Ultimately, the Salt Yard has easily won my business. They took what was originally a sad night for me and turned it around in the best way. I can't wait to go back, especially as they mentioned that the menu is changing next week!
Http://www.saltyardatlanta.com
Sunday, March 9, 2014
Surf n' Turf Saturday Night
So the guy from my last "Saturday night" post? Yeah. We're still seeing each other. And he's been just as awesome. I keep telling him I want to cook for him, but with our schedules, it's been close to impossible. Currently, I only have Saturday nights free to spend with him; and that's usually after a brunch shift that totally drains me. However, he's been fantastically understanding. Last Saturday, we grabbed Little Caesar's and just chilled at his place. Last night, he offered to cook for me!
When he picked me up, he mentioned we had to stop at the store- he had picked up some beautiful ribeyes earlier at the farmer's market, but needed to pick up a side dish. Apparently his green beans are magical, so we stopped at the grocery store by his place to pick them up. On the way, we both decided we were a bit too hungry to wait and needed a pre-dinner snack. And something for dessert. We walked the aisles, snagging brownie mix (because if I didn't have energy to make a whole meal, dammit, I can do brownies from a box at least) and a shrimp cocktail platter.
We got to his place to discover the shrimp was frozen solid. So I set it under a tap of running water and got "baking" while he started dinner. Once the brownie mix was in the oven and he was halfway ready to start cooking, his mom called. Dinner got put on hold for a bit while he took the call, and I remembered an old quick-thaw trick for frozen cocktail shrimp I learned at a restaurant I used to work at. By the time he was off the phone (and 15 whole minutes after I could have had the shrimp thawed), we were decimating our snack.
Watching him cook, his technique could have used work. But I behaved and kept my mouth shut- after all, he was cooking for me! And you know what? It wasn't perfect, but I enjoyed it immensely. I'm so thankful he was willing to cook, and I hope he does it for me again.
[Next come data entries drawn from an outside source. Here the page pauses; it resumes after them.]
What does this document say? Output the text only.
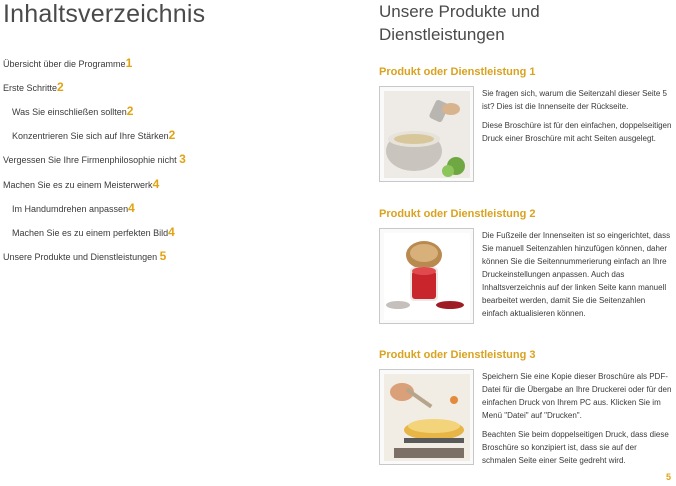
Inhaltsverzeichnis
Übersicht über die Programme1
Erste Schritte2
Was Sie einschließen sollten2
Konzentrieren Sie sich auf Ihre Stärken2
Vergessen Sie Ihre Firmenphilosophie nicht 3
Machen Sie es zu einem Meisterwerk4
Im Handumdrehen anpassen4
Machen Sie es zu einem perfekten Bild4
Unsere Produkte und Dienstleistungen 5
Unsere Produkte und Dienstleistungen
Produkt oder Dienstleistung 1

Sie fragen sich, warum die Seitenzahl dieser Seite 5 ist? Dies ist die Innenseite der Rückseite.

Diese Broschüre ist für den einfachen, doppelseitigen Druck einer Broschüre mit acht Seiten ausgelegt.

Produkt oder Dienstleistung 2

Die Fußzeile der Innenseiten ist so eingerichtet, dass Sie manuell Seitenzahlen hinzufügen können, daher können Sie die Seitennummerierung einfach an Ihre Druckeinstellungen anpassen. Auch das Inhaltsverzeichnis auf der linken Seite kann manuell bearbeitet werden, damit Sie die Seitenzahlen einfach aktualisieren können.

Produkt oder Dienstleistung 3

Speichern Sie eine Kopie dieser Broschüre als PDF-Datei für die Übergabe an Ihre Druckerei oder für den einfachen Druck von Ihrem PC aus. Klicken Sie im Menü "Datei" auf "Drucken".

Beachten Sie beim doppelseitigen Druck, dass diese Broschüre so konzipiert ist, dass sie auf der schmalen Seite einer Seite gedreht wird.

5
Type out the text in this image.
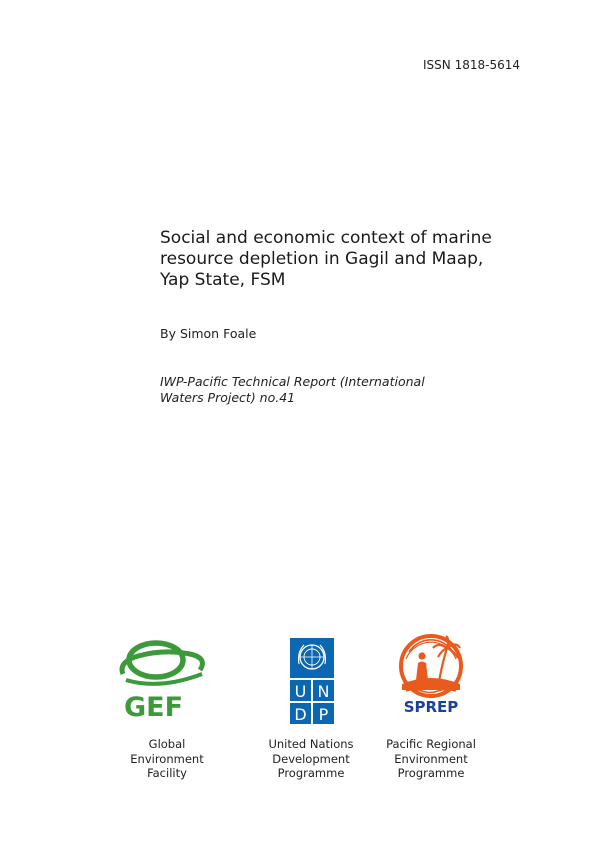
ISSN 1818-5614
Social and economic context of marine
resource depletion in Gagil and Maap,
Yap State, FSM
By Simon Foale
IWP-Pacific Technical Report (International
Waters Project) no.41
GEF
U N
D P	SPREP
Global
Environment
Facility
United Nations
Development
Programme
Pacific Regional
Environment
Programme
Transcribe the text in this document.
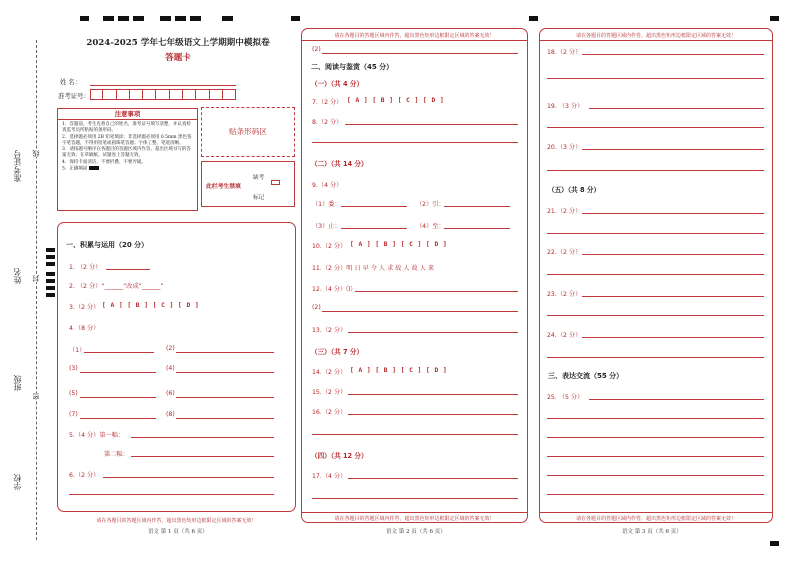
准考证号
姓名
班级
学校
线
封
密
2024-2025 学年七年级语文上学期期中模拟卷
答题卡
姓 名：
准考证号：
注意事项
1．答题前，考生先将自己的姓名，准考证号填写清楚，并认真检查监考员所粘贴的条形码。
2．选择题必须用 2B 铅笔填涂；非选择题必须用 0.5mm 黑色签字笔答题，不得用铅笔或圆珠笔答题；字体工整、笔迹清晰。
3．请按题号顺序在各题目的答题区域内作答，超出区域书写的答案无效；在草稿纸、试题卷上答题无效。
4．保持卡面清洁，不要折叠、不要弄破。
5．正确填涂
贴条形码区
此栏考生禁填
缺考
标记
一、积累与运用（20 分）
1. （2 分）
2. （2 分）“______”改成“______”
3.（2 分） [ A ] [ B ] [ C ] [ D ]
4.（8 分）
（1）	(2)
(3)	(4)
(5)	(6)
(7)	(8)
5.（4 分）第一幅：
第二幅：
6.（2 分）
请在各题目的答题区域内作答，超出黑色矩形边框限定区域的答案无效！
语文 第 1 页（共 6 页）
请在各题目的答题区域内作答，超出黑色矩形边框限定区域的答案无效！
(2)
二、阅读与鉴赏（45 分）
（一）（共 4 分）
7.（2 分） [ A ] [ B ] [ C ] [ D ]
8.（2 分）
（二）（共 14 分）
9.（4 分）
（1）委：	（2）引：
（3）止：	（4）至：
10.（2 分） [ A ] [ B ] [ C ] [ D ]
11.（2 分）明 日 早 令 人 求 故 人 故 人 来
12.（4 分）⑴
(2)
13.（2 分）
（三）（共 7 分）
14.（2 分） [ A ] [ B ] [ C ] [ D ]
15.（2 分）
16.（2 分）
（四）（共 12 分）
17.（4 分）
请在各题目的答题区域内作答，超出黑色矩形边框限定区域的答案无效！
语文 第 2 页（共 6 页）
请在各题目的答题区域内作答，超出黑色矩形边框限定区域的答案无效！
18.（2 分）
19. （3 分）
20.（3 分）
（五）（共 8 分）
21.（2 分）
22.（2 分）
23.（2 分）
24.（2 分）
三、表达交流（55 分）
25. （5 分）
请在各题目的答题区域内作答，超出黑色矩形边框限定区域的答案无效！
语文 第 3 页（共 6 页）
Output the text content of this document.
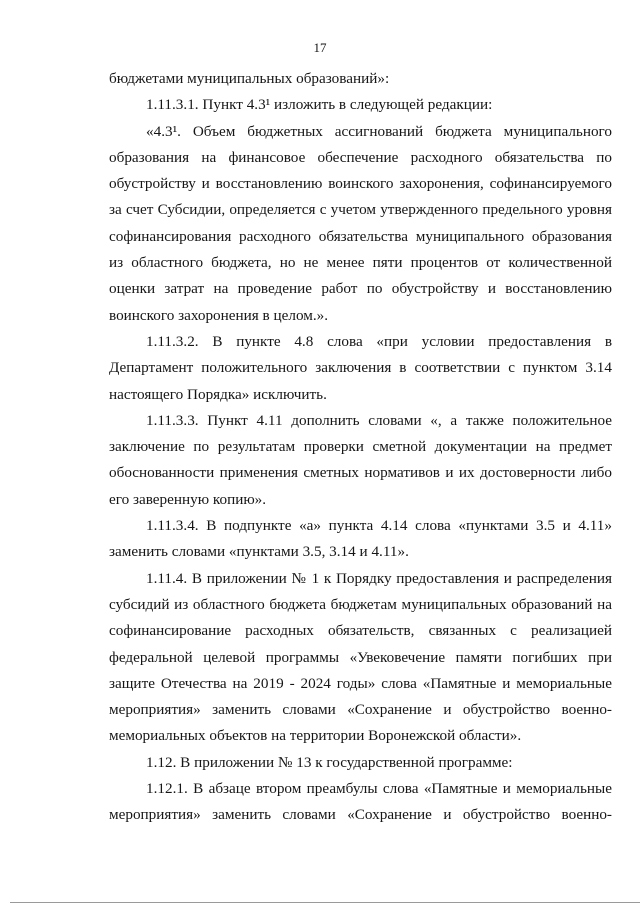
17

бюджетами муниципальных образований»:

1.11.3.1. Пункт 4.3¹ изложить в следующей редакции:

«4.3¹. Объем бюджетных ассигнований бюджета муниципального образования на финансовое обеспечение расходного обязательства по обустройству и восстановлению воинского захоронения, софинансируемого за счет Субсидии, определяется с учетом утвержденного предельного уровня софинансирования расходного обязательства муниципального образования из областного бюджета, но не менее пяти процентов от количественной оценки затрат на проведение работ по обустройству и восстановлению воинского захоронения в целом.».

1.11.3.2. В пункте 4.8 слова «при условии предоставления в Департамент положительного заключения в соответствии с пунктом 3.14 настоящего Порядка» исключить.

1.11.3.3. Пункт 4.11 дополнить словами «, а также положительное заключение по результатам проверки сметной документации на предмет обоснованности применения сметных нормативов и их достоверности либо его заверенную копию».

1.11.3.4. В подпункте «а» пункта 4.14 слова «пунктами 3.5 и 4.11» заменить словами «пунктами 3.5, 3.14 и 4.11».

1.11.4. В приложении № 1 к Порядку предоставления и распределения субсидий из областного бюджета бюджетам муниципальных образований на софинансирование расходных обязательств, связанных с реализацией федеральной целевой программы «Увековечение памяти погибших при защите Отечества на 2019 - 2024 годы» слова «Памятные и мемориальные мероприятия» заменить словами «Сохранение и обустройство военно-мемориальных объектов на территории Воронежской области».

1.12. В приложении № 13 к государственной программе:

1.12.1. В абзаце втором преамбулы слова «Памятные и мемориальные
мероприятия» заменить словами «Сохранение и обустройство военно-
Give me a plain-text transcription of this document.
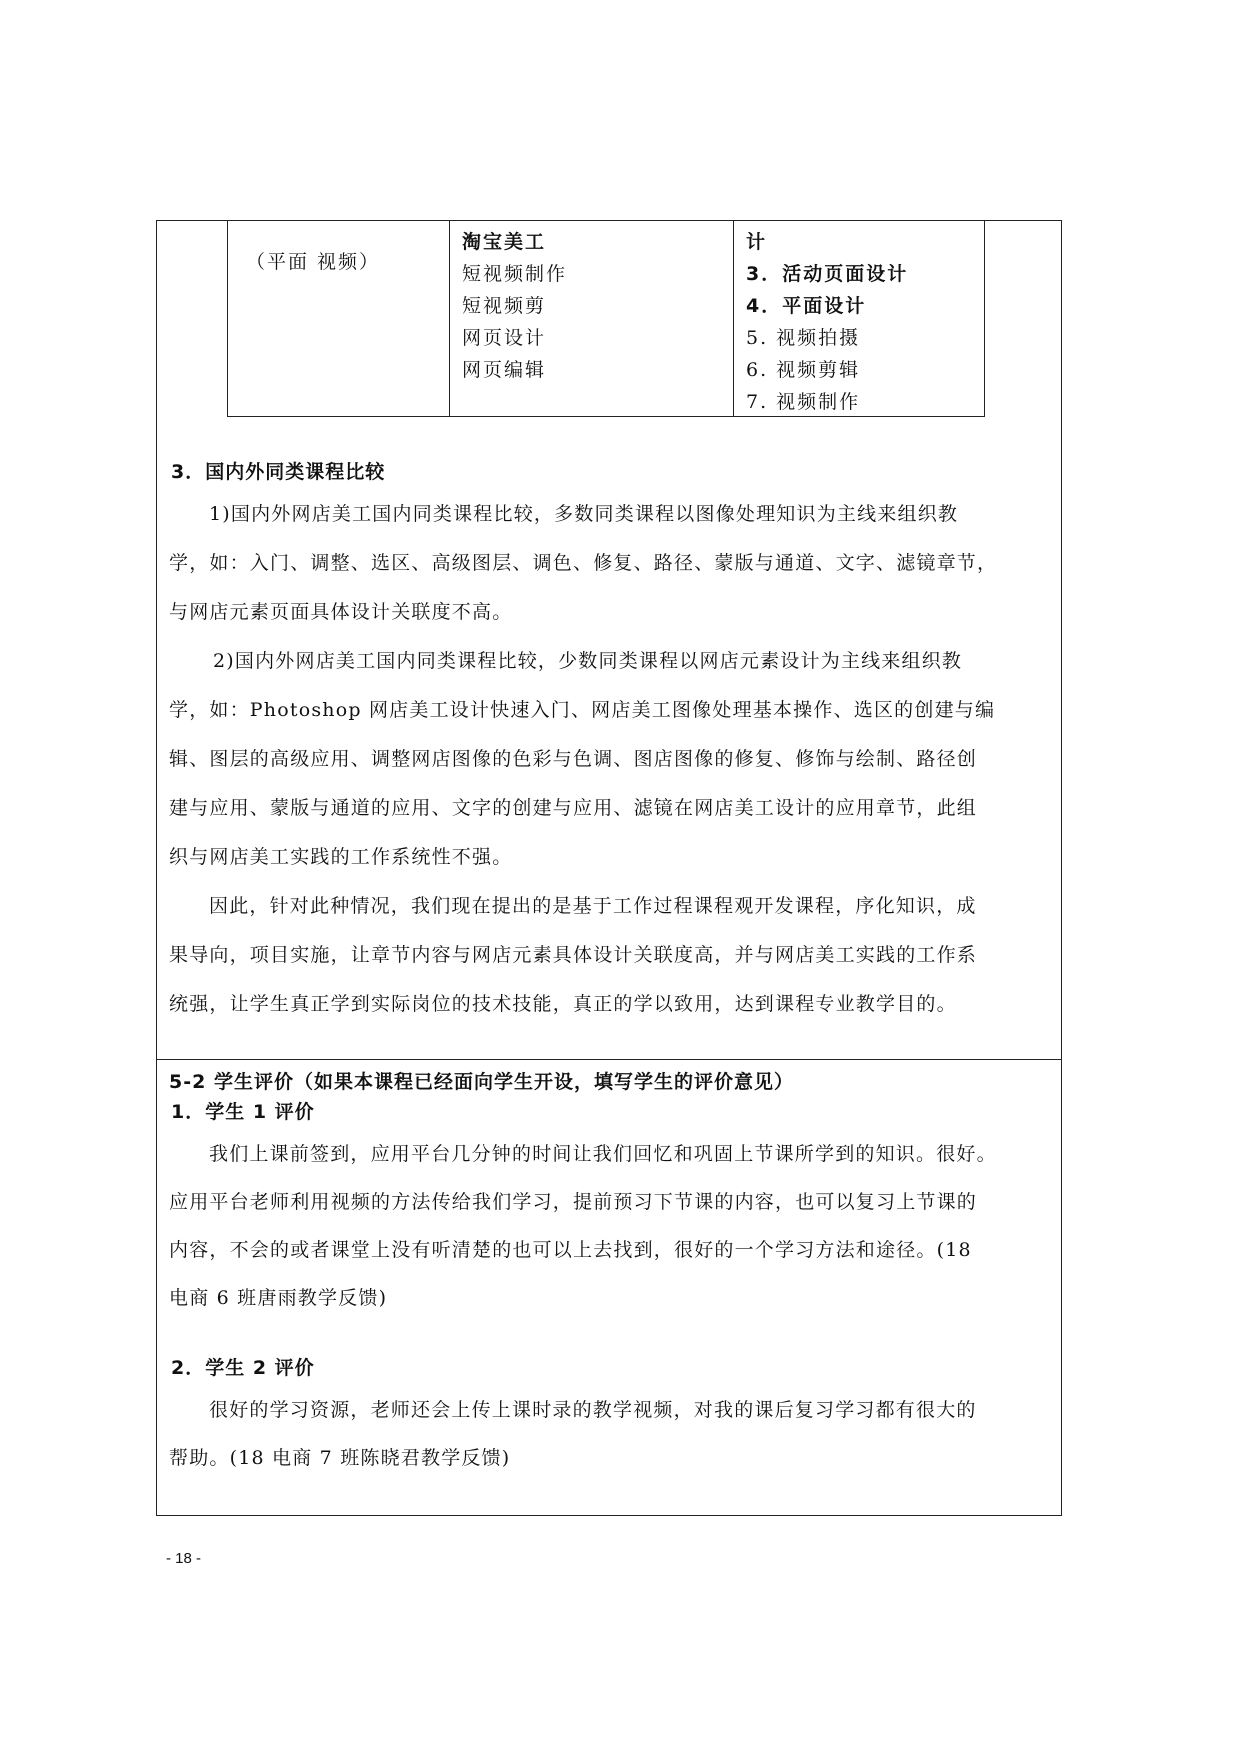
（平面 视频）
淘宝美工
短视频制作
短视频剪
网页设计
网页编辑
计
3．活动页面设计
4．平面设计
5. 视频拍摄
6. 视频剪辑
7. 视频制作
3．国内外同类课程比较
1)国内外网店美工国内同类课程比较，多数同类课程以图像处理知识为主线来组织教
学，如：入门、调整、选区、高级图层、调色、修复、路径、蒙版与通道、文字、滤镜章节，
与网店元素页面具体设计关联度不高。
2)国内外网店美工国内同类课程比较，少数同类课程以网店元素设计为主线来组织教
学，如：Photoshop 网店美工设计快速入门、网店美工图像处理基本操作、选区的创建与编
辑、图层的高级应用、调整网店图像的色彩与色调、图店图像的修复、修饰与绘制、路径创
建与应用、蒙版与通道的应用、文字的创建与应用、滤镜在网店美工设计的应用章节，此组
织与网店美工实践的工作系统性不强。
因此，针对此种情况，我们现在提出的是基于工作过程课程观开发课程，序化知识，成
果导向，项目实施，让章节内容与网店元素具体设计关联度高，并与网店美工实践的工作系
统强，让学生真正学到实际岗位的技术技能，真正的学以致用，达到课程专业教学目的。
5-2 学生评价（如果本课程已经面向学生开设，填写学生的评价意见）
1．学生 1 评价
我们上课前签到，应用平台几分钟的时间让我们回忆和巩固上节课所学到的知识。很好。
应用平台老师利用视频的方法传给我们学习，提前预习下节课的内容，也可以复习上节课的
内容，不会的或者课堂上没有听清楚的也可以上去找到，很好的一个学习方法和途径。(18
电商 6 班唐雨教学反馈)
2．学生 2 评价
很好的学习资源，老师还会上传上课时录的教学视频，对我的课后复习学习都有很大的
帮助。(18 电商 7 班陈晓君教学反馈)
- 18 -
*Andi's "no shit sherlock" shrimp thaw trick*
Put the frozen shrimp in a bowl and cover with very hot water. Let it sit for 2-3 minutes. Drain, then quick chill in ice water and drain again. Serve immediately
*I cannot guarantee this is the most food safe way to do this, but to my knowledge it hasn't gotten anyone sick yet.
Sunday, March 2, 2014
My Night on the V-Side
I adore meat. Pretty sure I have made that exceptionally clear, even having an entire post dedicated to it. However, I do try to keep an open mind. So when an old Improv friend of mine happened to be in town Friday night, and I happened to have the night off, I joined him and his pescatarian friends for dinner at a vegetarian Chinese restaurant.
I was a bit unsure going in, not going to lie. The menu looked just like any other Chinese food menu, down to the sweet-and-sour chicken and Mongolian beef, but there were side notes at the bottom of each page that specified that the "meats" were soy-based substitutes. We all started off with a couple of appetizers, some steamed dumplings and hot and sour soup. I enjoyed the soup, but the dumplings were stuffed with different purees that had a not-quite-pleasant runny texture. The flavor didn't suck, but it was a bit disappointing.
Entrees... well, I have never been so disappointed in tofu. And this was at a vegetarian-specific restaurant! I never expected to say this, but I should have gone with one of the soy substitute "meat" dishes. Those actually had a decent flavor to them. Overall, not someplace I would go to of my own accord, but if I had vegetarian friends, I'd humor them and tag along.